Horrea, barns and silos. Storage and Incomes in Early Medieval Europe (2013). Abstract

In archaeological studies of hierarchies and inequalities in pre-industrial societies, the analysis of the agricultural production cycle is of considerable significance, owing to its structural importance in quantitative and qualitative terms. Nevertheless, unlike other productive processes which generate remains and significant evidence, the study of the material remains of agricultural activity poses numerous problems for an archaeology which has developed out of an antiquarian tradition which has leaned more towards the study of monuments and living spaces, rather than an analysis of places of work. Despite this, there are some processes in the agricultural production cycle which, due to their characteristics, are more legible in material terms, and around which intense social action is organized. Specifically, the processes of processing and transforming cereals into flour, and the study of storage systems, constitute two of the processes which can be better detected and analysed in archaeological terms.

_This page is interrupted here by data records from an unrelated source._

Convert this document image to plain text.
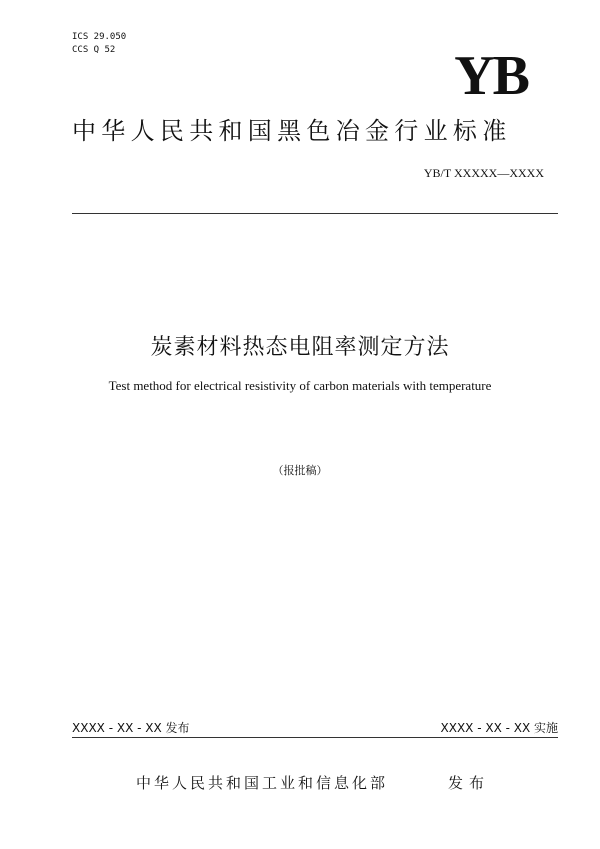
ICS 29.050
CCS Q 52	YB
中华人民共和国黑色冶金行业标准
YB/T XXXXX—XXXX
炭素材料热态电阻率测定方法
Test method for electrical resistivity of carbon materials with temperature
（报批稿）
XXXX - XX - XX 发布	XXXX - XX - XX 实施
中华人民共和国工业和信息化部	发布
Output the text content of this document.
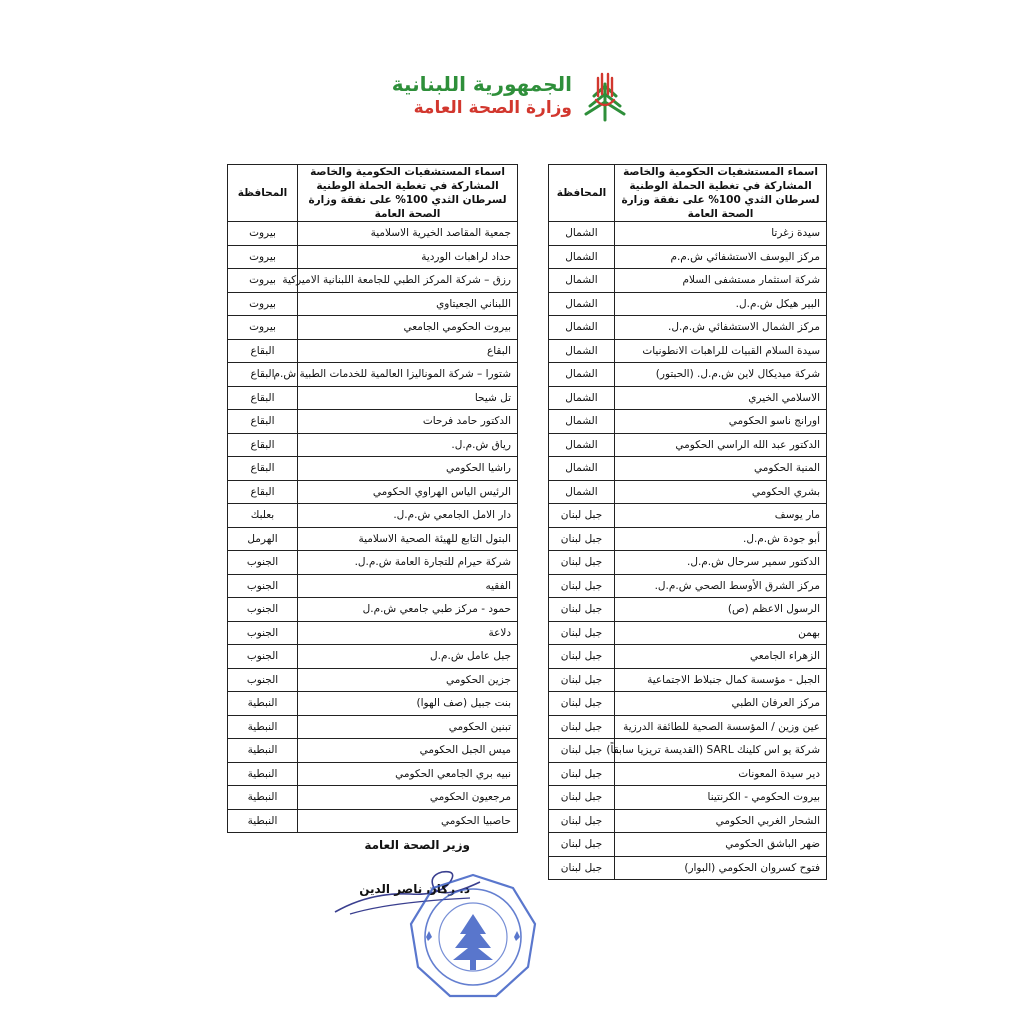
الجمهورية اللبنانية
وزارة الصحة العامة
اسماء المستشفيات الحكومية والخاصة المشاركة في تغطية الحملة الوطنية لسرطان الثدي 100% على نفقة وزارة الصحة العامة	المحافظة
سيدة زغرتا	الشمال
مركز اليوسف الاستشفائي ش.م.م	الشمال
شركة استثمار مستشفى السلام	الشمال
البير هيكل ش.م.ل.	الشمال
مركز الشمال الاستشفائي ش.م.ل.	الشمال
سيدة السلام القبيات للراهبات الانطونيات	الشمال
شركة ميديكال لاين ش.م.ل. (الحبتور)	الشمال
الاسلامي الخيري	الشمال
اورانج ناسو الحكومي	الشمال
الدكتور عبد الله الراسي الحكومي	الشمال
المنية الحكومي	الشمال
بشري الحكومي	الشمال
مار يوسف	جبل لبنان
أبو جودة ش.م.ل.	جبل لبنان
الدكتور سمير سرحال ش.م.ل.	جبل لبنان
مركز الشرق الأوسط الصحي ش.م.ل.	جبل لبنان
الرسول الاعظم (ص)	جبل لبنان
بهمن	جبل لبنان
الزهراء الجامعي	جبل لبنان
الجبل - مؤسسة كمال جنبلاط الاجتماعية	جبل لبنان
مركز العرفان الطبي	جبل لبنان
عين وزين / المؤسسة الصحية للطائفة الدرزية	جبل لبنان
شركة يو اس كلينك SARL (القديسة تريزيا سابقاً)	جبل لبنان
دير سيدة المعونات	جبل لبنان
بيروت الحكومي - الكرنتينا	جبل لبنان
الشحار الغربي الحكومي	جبل لبنان
ضهر الباشق الحكومي	جبل لبنان
فتوح كسروان الحكومي (البوار)	جبل لبنان
اسماء المستشفيات الحكومية والخاصة المشاركة في تغطية الحملة الوطنية لسرطان الثدي 100% على نفقة وزارة الصحة العامة	المحافظة
جمعية المقاصد الخيرية الاسلامية	بيروت
حداد لراهبات الوردية	بيروت
رزق – شركة المركز الطبي للجامعة اللبنانية الاميركية	بيروت
اللبناني الجعيتاوي	بيروت
بيروت الحكومي الجامعي	بيروت
البقاع	البقاع
شتورا – شركة المونالیزا العالمية للخدمات الطبية ش.م	البقاع
تل شيحا	البقاع
الدكتور حامد فرحات	البقاع
رياق ش.م.ل.	البقاع
راشيا الحكومي	البقاع
الرئيس الياس الهراوي الحكومي	البقاع
دار الامل الجامعي ش.م.ل.	بعلبك
البتول التابع للهيئة الصحية الاسلامية	الهرمل
شركة حيرام للتجارة العامة ش.م.ل.	الجنوب
الفقيه	الجنوب
حمود - مركز طبي جامعي ش.م.ل	الجنوب
دلاعة	الجنوب
جبل عامل ش.م.ل	الجنوب
جزين الحكومي	الجنوب
بنت جبيل (صف الهوا)	النبطية
تبنين الحكومي	النبطية
ميس الجبل الحكومي	النبطية
نبيه بري الجامعي الحكومي	النبطية
مرجعيون الحكومي	النبطية
حاصبيا الحكومي	النبطية
وزير الصحة العامة
د. ركان ناصر الدين
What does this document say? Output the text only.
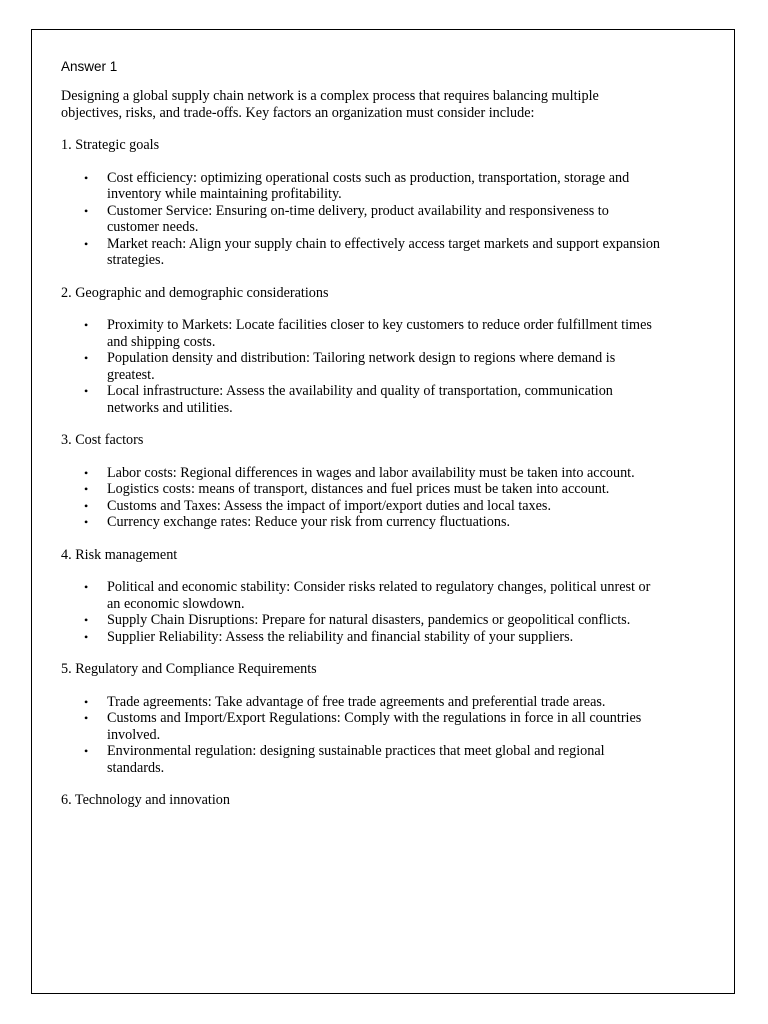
Answer 1
Designing a global supply chain network is a complex process that requires balancing multiple objectives, risks, and trade-offs. Key factors an organization must consider include:
1. Strategic goals
• Cost efficiency: optimizing operational costs such as production, transportation, storage and inventory while maintaining profitability.
• Customer Service: Ensuring on-time delivery, product availability and responsiveness to customer needs.
• Market reach: Align your supply chain to effectively access target markets and support expansion strategies.
2. Geographic and demographic considerations
• Proximity to Markets: Locate facilities closer to key customers to reduce order fulfillment times and shipping costs.
• Population density and distribution: Tailoring network design to regions where demand is greatest.
• Local infrastructure: Assess the availability and quality of transportation, communication networks and utilities.
3. Cost factors
• Labor costs: Regional differences in wages and labor availability must be taken into account.
• Logistics costs: means of transport, distances and fuel prices must be taken into account.
• Customs and Taxes: Assess the impact of import/export duties and local taxes.
• Currency exchange rates: Reduce your risk from currency fluctuations.
4. Risk management
• Political and economic stability: Consider risks related to regulatory changes, political unrest or an economic slowdown.
• Supply Chain Disruptions: Prepare for natural disasters, pandemics or geopolitical conflicts.
• Supplier Reliability: Assess the reliability and financial stability of your suppliers.
5. Regulatory and Compliance Requirements
• Trade agreements: Take advantage of free trade agreements and preferential trade areas.
• Customs and Import/Export Regulations: Comply with the regulations in force in all countries involved.
• Environmental regulation: designing sustainable practices that meet global and regional standards.
6. Technology and innovation
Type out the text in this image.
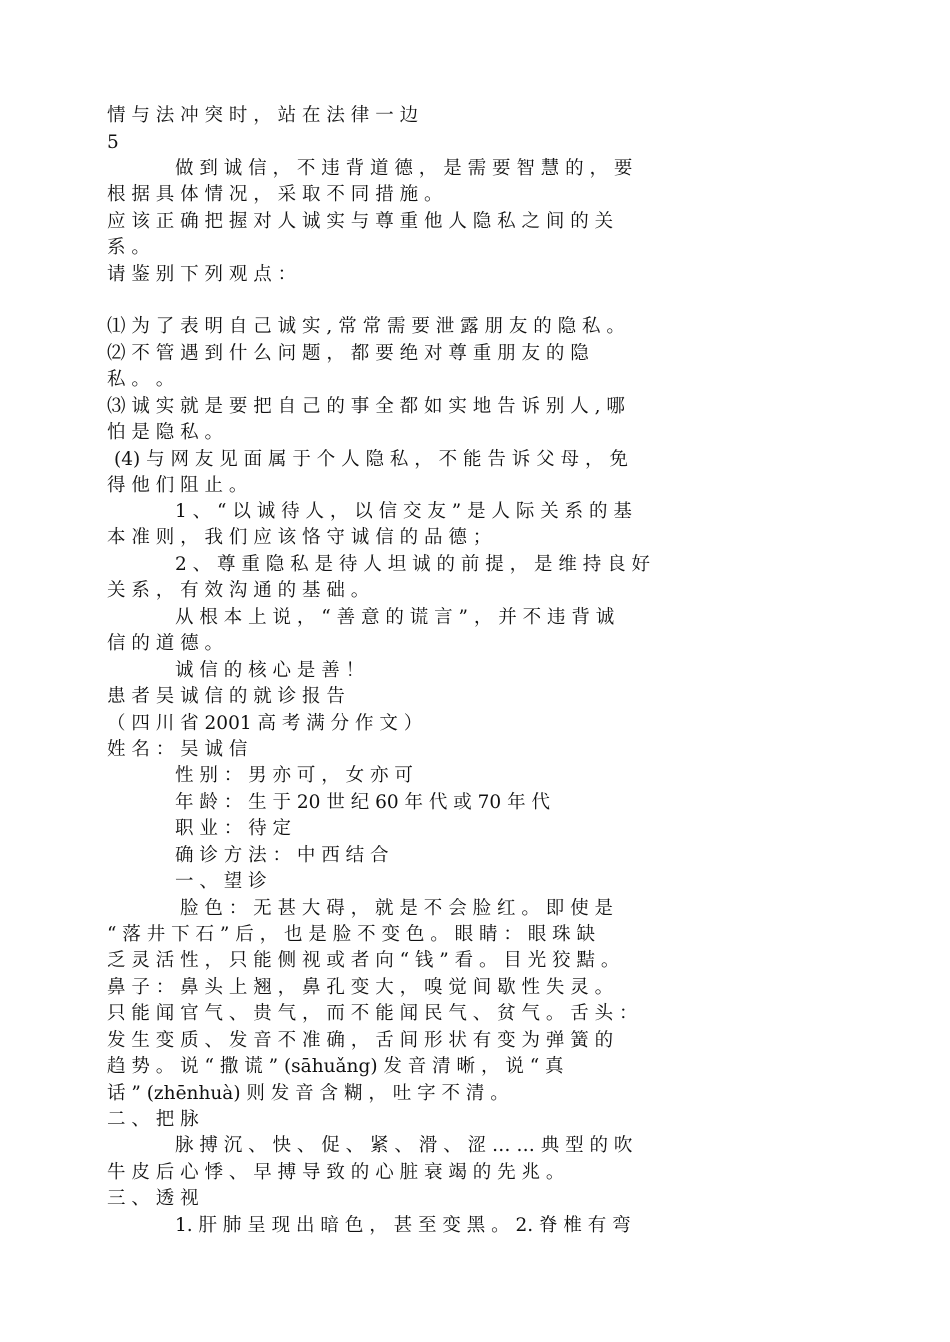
情 与 法 冲 突 时 ， 站 在 法 律 一 边
5
做 到 诚 信 ， 不 违 背 道 德 ， 是 需 要 智 慧 的 ， 要
根 据 具 体 情 况 ， 采 取 不 同 措 施 。
应 该 正 确 把 握 对 人 诚 实 与 尊 重 他 人 隐 私 之 间 的 关
系 。
请 鉴 别 下 列 观 点 ：
⑴ 为 了 表 明 自 己 诚 实 , 常 常 需 要 泄 露 朋 友 的 隐 私 。
⑵ 不 管 遇 到 什 么 问 题 ， 都 要 绝 对 尊 重 朋 友 的 隐
私 。 。
⑶ 诚 实 就 是 要 把 自 己 的 事 全 都 如 实 地 告 诉 别 人 , 哪
怕 是 隐 私 。
(4) 与 网 友 见 面 属 于 个 人 隐 私 ， 不 能 告 诉 父 母 ， 免
得 他 们 阻 止 。
1 、 “ 以 诚 待 人 ， 以 信 交 友 ” 是 人 际 关 系 的 基
本 准 则 ， 我 们 应 该 恪 守 诚 信 的 品 德 ；
2 、 尊 重 隐 私 是 待 人 坦 诚 的 前 提 ， 是 维 持 良 好
关 系 ， 有 效 沟 通 的 基 础 。
从 根 本 上 说 ， “ 善 意 的 谎 言 ” ， 并 不 违 背 诚
信 的 道 德 。
诚 信 的 核 心 是 善 ！
患 者 吴 诚 信 的 就 诊 报 告
（ 四 川 省 2001 高 考 满 分 作 文 ）
姓 名 ： 吴 诚 信
性 别 ： 男 亦 可 ， 女 亦 可
年 龄 ： 生 于 20 世 纪 60 年 代 或 70 年 代
职 业 ： 待 定
确 诊 方 法 ： 中 西 结 合
一 、 望 诊
脸 色 ： 无 甚 大 碍 ， 就 是 不 会 脸 红 。 即 使 是
“ 落 井 下 石 ” 后 ， 也 是 脸 不 变 色 。 眼 睛 ： 眼 珠 缺
乏 灵 活 性 ， 只 能 侧 视 或 者 向 “ 钱 ” 看 。 目 光 狡 黠 。
鼻 子 ： 鼻 头 上 翘 ， 鼻 孔 变 大 ， 嗅 觉 间 歇 性 失 灵 。
只 能 闻 官 气 、 贵 气 ， 而 不 能 闻 民 气 、 贫 气 。 舌 头 ：
发 生 变 质 、 发 音 不 准 确 ， 舌 间 形 状 有 变 为 弹 簧 的
趋 势 。 说 “ 撒 谎 ” (sāhuǎng) 发 音 清 晰 ， 说 “ 真
话 ” (zhēnhuà) 则 发 音 含 糊 ， 吐 字 不 清 。
二 、 把 脉
脉 搏 沉 、 快 、 促 、 紧 、 滑 、 涩 … … 典 型 的 吹
牛 皮 后 心 悸 、 早 搏 导 致 的 心 脏 衰 竭 的 先 兆 。
三 、 透 视
1. 肝 肺 呈 现 出 暗 色 ， 甚 至 变 黑 。 2. 脊 椎 有 弯
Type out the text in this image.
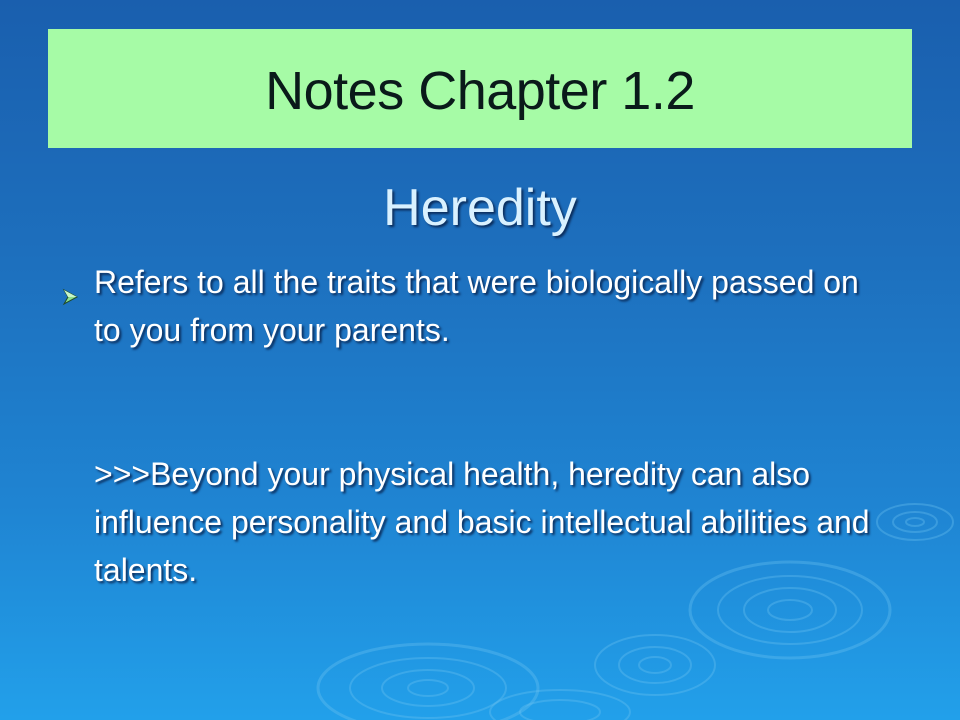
Notes Chapter 1.2
Heredity
Refers to all the traits that were biologically passed on to you from your parents.
>>>Beyond your physical health, heredity can also influence personality and basic intellectual abilities and talents.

This volume studies systems of management and storage of agricultural yields and production in the period between the end of the Roman era and the full medieval period (5th -10th centuries) on a European scale, using comparative analyses. Although the accent is on archaeological documentation, the volume also includes other contributions based on textual documentation and ethnoarchaeology.

The works collected in this volume allow an understanding of the complexity of social a relation which were established around processes of managing harvests, short-term and long-term storage, systems of deriving income and, in general, forms of agricultural archaeology in early medieval societies.